In February 1945 five men met in a house in Bramble Road, Hatfield, to discuss the formation of a St. Albans & District Photographic Society. There was encouraging interest in response to notices printed in the 'Amateur Photographer' and the 'Herts. Advertiser' and a preliminary meeting was held in a school in St. Albans. Records of this meeting list names and addresses of 54 people, mainly men (only 4 appeared to be women). The five original 'founding fathers' with one addition were elected to serve as a committee until the first AGM 6 months later.
The first meeting, attended by 45 people, took place on 21st March 1945, when a collection of prints provided by Ilford were presented and duly criticised by members. Fortnightly meetings were held that summer including two professional trade demonstrations and in May two club wives allowed themselves to be models for 30 enthusiastic members. A talk in June on 'Exposure' was of course photographic exposure.
We were initially affiliated to the East Anglian Federation, but transferred to a newly formed Chilterns Association of Camera Clubs in 1966. Our records provide a fascinating insight into the development of club photography during the second half of the last century. For example:
In 1950 nearly 100 large monochrome prints from 26 members were shown at an exhibition.
By 1959 colour transparencies were gaining in popularity as favoured presentation.
In 1968 club membership peaked at 127, with more transparencies shown than prints.
In 1974 our first colour print competitions were held.

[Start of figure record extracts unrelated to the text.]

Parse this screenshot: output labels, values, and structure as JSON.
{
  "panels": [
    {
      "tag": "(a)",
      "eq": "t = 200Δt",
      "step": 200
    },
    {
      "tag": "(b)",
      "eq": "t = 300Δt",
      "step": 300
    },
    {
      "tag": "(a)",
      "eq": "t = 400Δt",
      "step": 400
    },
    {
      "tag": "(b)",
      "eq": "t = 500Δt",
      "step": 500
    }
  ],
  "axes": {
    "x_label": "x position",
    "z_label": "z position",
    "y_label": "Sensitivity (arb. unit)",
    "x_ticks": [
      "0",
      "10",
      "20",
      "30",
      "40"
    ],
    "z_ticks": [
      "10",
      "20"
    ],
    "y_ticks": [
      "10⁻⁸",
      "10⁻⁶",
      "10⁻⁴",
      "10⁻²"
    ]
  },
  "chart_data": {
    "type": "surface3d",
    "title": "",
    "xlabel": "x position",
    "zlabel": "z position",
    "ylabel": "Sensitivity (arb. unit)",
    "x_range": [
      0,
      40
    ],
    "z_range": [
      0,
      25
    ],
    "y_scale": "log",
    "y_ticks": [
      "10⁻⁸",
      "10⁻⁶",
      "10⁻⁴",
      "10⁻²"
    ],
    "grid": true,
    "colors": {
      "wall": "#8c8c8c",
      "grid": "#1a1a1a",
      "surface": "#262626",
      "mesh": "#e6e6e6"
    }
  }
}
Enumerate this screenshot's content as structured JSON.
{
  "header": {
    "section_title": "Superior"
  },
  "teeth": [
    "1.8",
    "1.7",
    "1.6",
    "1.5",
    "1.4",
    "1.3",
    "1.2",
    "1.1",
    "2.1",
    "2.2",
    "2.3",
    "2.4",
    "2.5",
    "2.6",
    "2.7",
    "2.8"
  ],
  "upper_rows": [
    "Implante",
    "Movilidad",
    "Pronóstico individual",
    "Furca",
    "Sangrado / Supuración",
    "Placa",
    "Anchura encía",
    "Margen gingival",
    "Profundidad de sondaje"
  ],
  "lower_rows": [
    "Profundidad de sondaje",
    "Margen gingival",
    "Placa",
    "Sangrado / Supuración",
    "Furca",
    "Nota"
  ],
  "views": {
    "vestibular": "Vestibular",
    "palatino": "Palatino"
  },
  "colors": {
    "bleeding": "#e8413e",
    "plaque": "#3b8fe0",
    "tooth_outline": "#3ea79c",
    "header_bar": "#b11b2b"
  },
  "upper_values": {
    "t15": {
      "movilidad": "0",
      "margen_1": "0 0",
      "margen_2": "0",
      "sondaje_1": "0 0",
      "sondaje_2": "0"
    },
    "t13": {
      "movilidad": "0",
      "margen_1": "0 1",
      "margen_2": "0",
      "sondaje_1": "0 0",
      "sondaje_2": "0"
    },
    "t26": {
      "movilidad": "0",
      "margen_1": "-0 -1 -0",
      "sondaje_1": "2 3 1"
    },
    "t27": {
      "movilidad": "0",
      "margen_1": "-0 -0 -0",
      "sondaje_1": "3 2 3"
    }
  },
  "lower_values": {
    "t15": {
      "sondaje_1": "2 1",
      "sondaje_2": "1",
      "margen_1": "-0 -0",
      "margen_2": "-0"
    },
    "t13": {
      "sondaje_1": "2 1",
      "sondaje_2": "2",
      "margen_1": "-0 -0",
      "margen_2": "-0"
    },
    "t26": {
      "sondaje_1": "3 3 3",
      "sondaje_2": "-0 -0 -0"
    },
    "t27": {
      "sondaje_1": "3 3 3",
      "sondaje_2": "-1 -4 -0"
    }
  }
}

The club had met at three sites in the vicinity of St. Albans City Station, the latest having been the hall of the Conservative Association. One snag here was that the MP became a Minister and we would be summoned at a very short notice whenever he visited to unlock our store cupboard and show there was no IRA bomb concealed in it. In 1993 we sought new premises and moved to our present venue, where we were among the first users of a modern hall on a recently developed estate on the north-east perimeter of the city. This had the advantage of easy parking as well as enabling us to have an annual Celebrity Lecture. Charlie Waite gave us the first in 1994; subsequent speakers have included Gordon Stainforth, Joe Cornish, Andy Rouse and other distinguished photographers.
Membership numbers were declining at the end of the '80s, but have stabilised over recent years, producing a very friendly club with a wide range of photographic interests. As active supporters of the Chilterns Association we remain in contact with a wider photographic world.
In the past few years the club has welcomed the rapid development of digital printing which has greatly widened the scope for photographers. The gradual conversion to digital cameras and the introduction of digital projectors has made transparencies less popular. Some people are still producing prints in the darkroom, but the majority have a digital component in their production.
October 2006: we were awarded a grant from Awards for All and have been able to update our equipment and improve the range quality and scope of activities that we offer.
May 2008 the name of the society was changed to St. Albans Camera Club as part of a modernising programme more in tune with the twenty first century and our digital status.